Bob Hepburn also asks an important question: Why is Harper escaping G20 aftermath scot-free? I mean he was the one who decided to hold it in Toronto. He was the one who gave a 453 million dollar untendered contract to a firm with links to the oil industry. And he is the one who does not allow dissent.
Whether he likes it or not, Harper may well discover his election prospects forever entangled in the aftermath of the G20 summit. So far, though, he has managed to escape the post-G20 fallout, which includes calls for public inquiries into police actions that weekend, the threats of lawsuits against the City of Toronto and demands for compensation for lost business and destroyed property.He has left the hapless Dean Del Mastro to try and clean up his mess.
Indeed, since it ended nearly three weeks ago, Harper has said nothing about the summit. Instead, he’s spent the last weeks merrily travelling across Canada, enjoying the Calgary Stampede and hitting the summer festival circuit.
Canadians Demanding a Public Inquiry into Toronto G20 now has 54,567 members and they have no intention of leaving Stephen Harper out of this. He used images of burning police cars to justify the expense and the abuse. He's got some explaining to do.
I want to leave you with something though. Back to the original posting about the effect of the decisions made at the G-20. Our government is going through with enormous tax cuts for corporations.

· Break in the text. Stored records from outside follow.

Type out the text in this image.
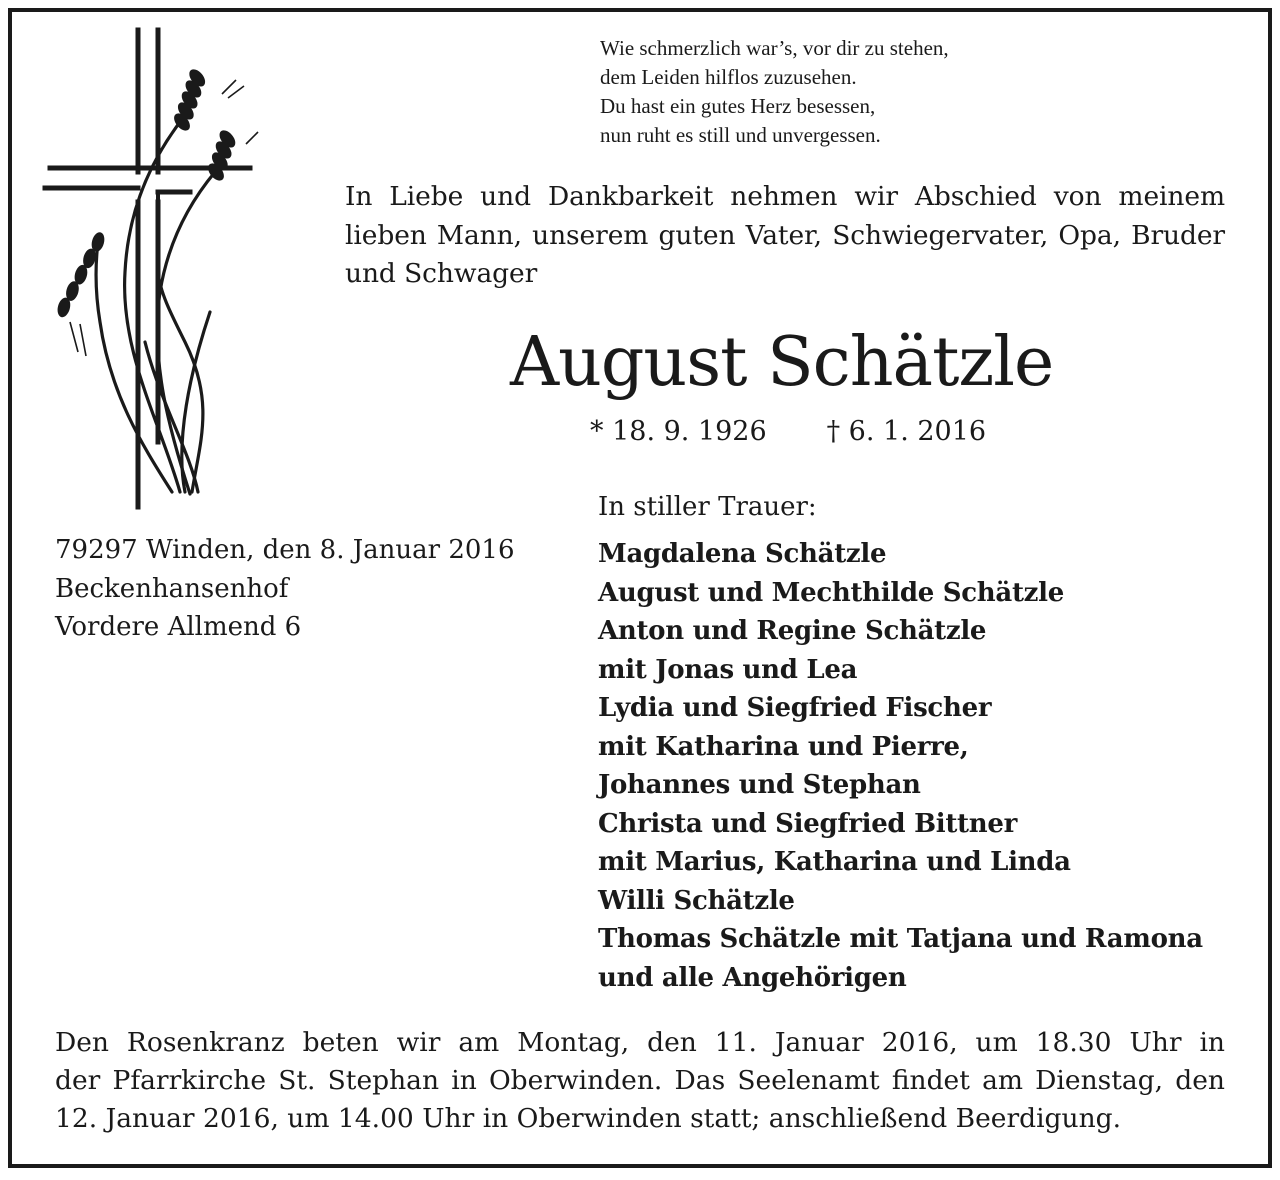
Wie schmerzlich war’s, vor dir zu stehen,
dem Leiden hilflos zuzusehen.
Du hast ein gutes Herz besessen,
nun ruht es still und unvergessen.
In Liebe und Dankbarkeit nehmen wir Abschied von meinem
lieben Mann, unserem guten Vater, Schwiegervater, Opa, Bruder
und Schwager
August Schätzle
* 18. 9. 1926 † 6. 1. 2016
In stiller Trauer:
Magdalena Schätzle
August und Mechthilde Schätzle
Anton und Regine Schätzle
mit Jonas und Lea
Lydia und Siegfried Fischer
mit Katharina und Pierre,
Johannes und Stephan
Christa und Siegfried Bittner
mit Marius, Katharina und Linda
Willi Schätzle
Thomas Schätzle mit Tatjana und Ramona
und alle Angehörigen
79297 Winden, den 8. Januar 2016
Beckenhansenhof
Vordere Allmend 6
Den Rosenkranz beten wir am Montag, den 11. Januar 2016, um 18.30 Uhr in
der Pfarrkirche St. Stephan in Oberwinden. Das Seelenamt findet am Dienstag, den
12. Januar 2016, um 14.00 Uhr in Oberwinden statt; anschließend Beerdigung.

They are planning on spending billions to implement their new crime bills, despite the fact that Canada has the lowest crime rate in our history. And they are handing out another untendered contract for 16 billion dollars to buy military jets.
This is from a letter to the editor in the Hamilton Spectator.
I was absolutely appalled at the image of a seven-year-old little girl standing in line at a soup kitchen in Hamilton. We don't live in a third world country and we should not have children going hungry in this city. Our politicians are spending so much time, effort and money to build a stadium. Our priorities are twisted. We think nothing of using taxpayers' money to spruce up our image. Why don't we filter some of that money to those who really need it? What's more important, stadium or hungry children? There is something very wrong with this picture.800,000 Canadians currently use food banks. Of that number, one-third are children.
I agree. "There is something very wrong with this picture."